Daily Shorts: Quebec getting $3 bn GH2 project, Tesla heads to new markets, and more
TES Canada H2 Inc plans to set up a 70,000 metric tons per annum green hydrogen plant in Quebec, and the news could be announced as soon as this week. The $2.9 billion project will use wind and solar to generate electricity and start producing hydrogen in 2028. About two-thirds of its output will be used to produce electric renewable natural gas, with the balance used to decarbonize long-haul transport. The project could help Quebec reduce carbon emissions by three percent by 2030, Reuters reports, quoting unidentified sources.
Tesla is heading South. The company has registered a company in Chile and begun hiring for what would be its first direct commercial operations in Latin America. Tesla Chile, registered in September, says its operations will include "the import, export, manufacturing, marketing, distribution and sale of vehicles, especially electric vehicles," while also undertaking commercial activities such as the generation and supply of electricity. Chile, home to some of the largest lithium reserves in the world, has also attracted interest from BYD, Tesla's biggest rival.

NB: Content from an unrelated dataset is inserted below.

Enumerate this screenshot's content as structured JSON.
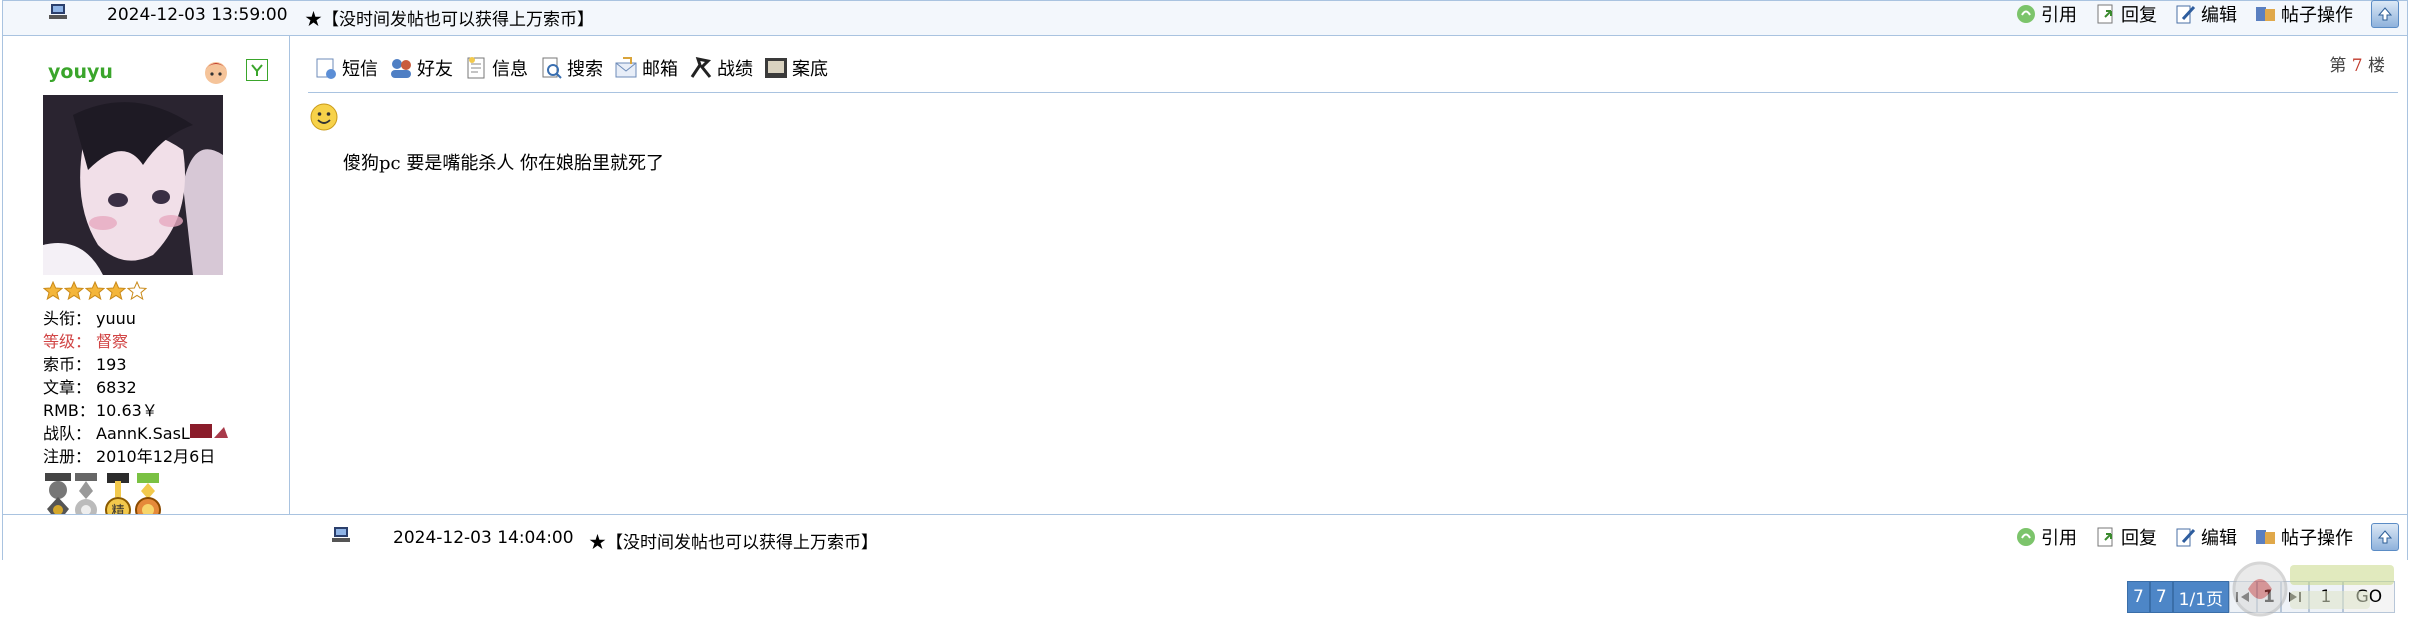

US carbon capture company Heirloom has showcased a commercial direct air capture (DAC) plant in California, calling it the first such facility in America. The plant uses crushed limestone – which naturally absorbs CO2 – to capture 1,000 metric tons a year. DAC is a relatively new technology that sucks CO2 from the air and then either stores it underground or reuses it. Heirloom's costing for the commercial plant wasn't clear, but the US government is targeting for prices to fall to $100 a ton within the next 10 years from an estimated $600-1,000 per ton at present.
American unions have urged the country's auto safety regulators to probe the driverless vehicles industry, weeks after General Motors suspended operations at its own unit Cruise. Other companies in the space include Google-owner Alphabet's Waymo and Amazon.com's company Zoox. The vehicles are "unsafe and untenable in their current form", the unions said in their letter adding that workers faced safety issues from robotaxi. Last month, California banned Cruise vehicles from the state, causing GM to suspend the unit's operations across the US.